SC health board joins groups asking to end school mask ban
COLUMBIA, S.C. (AP) — South Carolina’s health agency became the latest group Friday to ask lawmakers to make it clear that school districts can require students to wear masks without losing state budget money or any other penalties.
The General Assembly put the mask ban item into the budget in early June when South Carolina was seeing an average of 150 COVID-19 cases a day. Ten weeks later, the state is seeing about 3,520 new cases each day.
And that dire new case average comes before about 700,000 public school students completed their first week back in classrooms. Of the more than 5,200 new COVID-19 cases reported Friday, more than 500 were in children age 10 and under.
The South Carolina Department of Health and Environmental Control Board voted unanimously Friday to ask the House and Senate to come back in special session to “provide local authority for mask mandates.”
They joined the Republican state education superintendent, House Democrats, teacher groups, an association of school board members, a group of two Democratic and two Republican state senators, several school boards and other groups that have asked lawmakers to reconsider the mask ban.
So far, House and Senate leaders have not responded. House Speaker Jay Lucas’ office Friday said it had no comment. Senate President Harvey Peeler’s office didn’t respond to a message from The Associated Press, but Peeler told The Post and Courier on Tuesday there wasn’t enough support to lift the ban, especially if it had to overcome a governor’s veto.
Gov. Henry McMaster has repeated throughout the summer he is against requiring masks in schools, saying parents should decide individually.
“Parents know what impact wearing a mask in school has on those children better than anyone else,” McMaster said in a clip sent out by his office on Twitter about five hours after the DHEC meeting.
The governor also said in the clip that “bureaucrats in Washington” are making a drastic error with mask mandates.
McMaster continues to urge people to get vaccinated and DHEC Director Dr. Edward Simmer repeated at Friday’s meeting that is the best defense against COVID-19.
But children under 12 can’t get the shots, which covers most students in sixth grade or below. And only about 20% of the remaining public school students are fully vaccinated, Simmer said.
“Strictly from a public health standpoint the best way to protect our children is to require the use of masks by everyone in a school,” Simmer said.
Simmer brought out two of the most public faces his agency has had during the pandemic — State Epidemiologist Dr. Linda Bell and Public Health Director Dr. Brannon Traxler — for a presentation before the DHEC board’s unanimous vote.
Bell showed studies that masks prevented COVID-19 outbreaks in schools last year and models that predict with the delta variant that more easily infects children some 90% of students could be infected without masks in the current environment.

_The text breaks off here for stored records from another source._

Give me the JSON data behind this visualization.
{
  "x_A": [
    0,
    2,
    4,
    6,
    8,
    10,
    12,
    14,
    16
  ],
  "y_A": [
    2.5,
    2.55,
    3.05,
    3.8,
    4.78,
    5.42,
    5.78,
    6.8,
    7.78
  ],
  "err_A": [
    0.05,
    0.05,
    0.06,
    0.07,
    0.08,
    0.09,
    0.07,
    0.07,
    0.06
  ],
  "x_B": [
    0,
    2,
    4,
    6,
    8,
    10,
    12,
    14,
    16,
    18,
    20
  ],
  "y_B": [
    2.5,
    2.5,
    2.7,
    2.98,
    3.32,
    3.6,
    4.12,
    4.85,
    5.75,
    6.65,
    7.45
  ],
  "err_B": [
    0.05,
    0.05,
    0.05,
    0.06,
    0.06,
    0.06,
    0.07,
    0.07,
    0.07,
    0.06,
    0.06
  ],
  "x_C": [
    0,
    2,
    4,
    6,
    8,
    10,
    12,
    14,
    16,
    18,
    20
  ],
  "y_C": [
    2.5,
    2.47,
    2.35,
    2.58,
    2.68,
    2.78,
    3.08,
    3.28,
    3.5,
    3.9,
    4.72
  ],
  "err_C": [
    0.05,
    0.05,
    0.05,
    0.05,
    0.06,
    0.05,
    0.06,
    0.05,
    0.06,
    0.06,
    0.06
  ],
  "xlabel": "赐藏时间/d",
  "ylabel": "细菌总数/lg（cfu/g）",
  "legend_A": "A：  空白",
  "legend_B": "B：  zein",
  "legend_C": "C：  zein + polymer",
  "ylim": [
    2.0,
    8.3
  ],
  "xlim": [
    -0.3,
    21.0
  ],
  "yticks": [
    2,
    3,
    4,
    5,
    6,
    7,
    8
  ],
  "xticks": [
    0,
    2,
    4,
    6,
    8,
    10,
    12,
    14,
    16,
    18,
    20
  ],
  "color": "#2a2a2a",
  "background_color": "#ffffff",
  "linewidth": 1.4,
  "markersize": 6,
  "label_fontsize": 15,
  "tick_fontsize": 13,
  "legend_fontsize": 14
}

Traxler shared research that masks don’t reduce the amount of oxygen children breathe in and students can continue to gather information without seeing the mouths of their teachers.

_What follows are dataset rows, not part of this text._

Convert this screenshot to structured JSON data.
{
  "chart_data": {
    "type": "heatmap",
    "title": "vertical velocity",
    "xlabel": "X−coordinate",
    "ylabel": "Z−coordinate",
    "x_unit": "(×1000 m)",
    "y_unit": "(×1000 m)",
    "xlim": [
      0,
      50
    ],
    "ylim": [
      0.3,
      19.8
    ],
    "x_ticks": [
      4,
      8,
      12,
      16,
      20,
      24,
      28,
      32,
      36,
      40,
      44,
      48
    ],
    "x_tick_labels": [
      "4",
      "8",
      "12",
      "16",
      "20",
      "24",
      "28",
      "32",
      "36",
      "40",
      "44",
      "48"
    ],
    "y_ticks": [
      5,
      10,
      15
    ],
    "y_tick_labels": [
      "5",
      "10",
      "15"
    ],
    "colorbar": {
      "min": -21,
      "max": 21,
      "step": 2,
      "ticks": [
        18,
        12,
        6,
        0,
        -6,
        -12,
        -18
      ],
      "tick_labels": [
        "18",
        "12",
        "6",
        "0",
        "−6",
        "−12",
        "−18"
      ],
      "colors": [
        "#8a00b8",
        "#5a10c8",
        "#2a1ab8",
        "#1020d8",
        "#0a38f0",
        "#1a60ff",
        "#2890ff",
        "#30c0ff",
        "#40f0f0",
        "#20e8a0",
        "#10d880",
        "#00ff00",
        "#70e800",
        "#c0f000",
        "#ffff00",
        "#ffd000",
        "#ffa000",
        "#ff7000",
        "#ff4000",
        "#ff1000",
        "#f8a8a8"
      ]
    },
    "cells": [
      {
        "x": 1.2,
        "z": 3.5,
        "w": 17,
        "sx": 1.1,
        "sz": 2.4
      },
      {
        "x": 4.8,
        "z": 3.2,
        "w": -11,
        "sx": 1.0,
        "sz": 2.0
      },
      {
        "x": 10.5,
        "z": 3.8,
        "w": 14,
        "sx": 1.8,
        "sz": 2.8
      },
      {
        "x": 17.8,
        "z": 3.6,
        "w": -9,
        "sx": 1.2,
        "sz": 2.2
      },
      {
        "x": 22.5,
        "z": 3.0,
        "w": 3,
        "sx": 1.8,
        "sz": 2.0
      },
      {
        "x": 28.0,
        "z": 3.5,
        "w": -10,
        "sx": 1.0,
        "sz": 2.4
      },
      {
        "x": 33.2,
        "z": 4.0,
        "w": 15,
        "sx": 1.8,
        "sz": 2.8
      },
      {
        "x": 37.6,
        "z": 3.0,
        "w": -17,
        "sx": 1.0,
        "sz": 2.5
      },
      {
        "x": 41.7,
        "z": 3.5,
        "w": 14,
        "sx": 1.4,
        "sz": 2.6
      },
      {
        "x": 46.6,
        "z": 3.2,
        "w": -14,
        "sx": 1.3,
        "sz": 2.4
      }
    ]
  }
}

“Children can see gestures in eyes regardless of mouths and those show emotions — as well as hear words and tone of voice,” Traxler said.
The mask ban is now being tied up in court. State Attorney General Alan Wilson sued Columbia on behalf of the Legislature after the city declared a COVID-19 emergency and required masks in school.
Lawyers for Richland School District 2 on Friday asked the state Supreme Court to temporarily stop any enforcement of the mask ban while the justices decide the Columbia lawsuit.
Some Republican leaders are suggesting that school officials ask or even urge parents to send their children in masks.
But Simmer said Friday research shows that requiring works a lot better than asking.
“Masks are also an effective way to reduce the risk of COVID to schools, but effectiveness is tied to compliance,” Simmer said.
Some lawmakers have said the vaguely written mask ban can be circumvented if schools use federal or local money to enforce mask requirements. But that uncertainty worries districts that would appreciate definitive answers.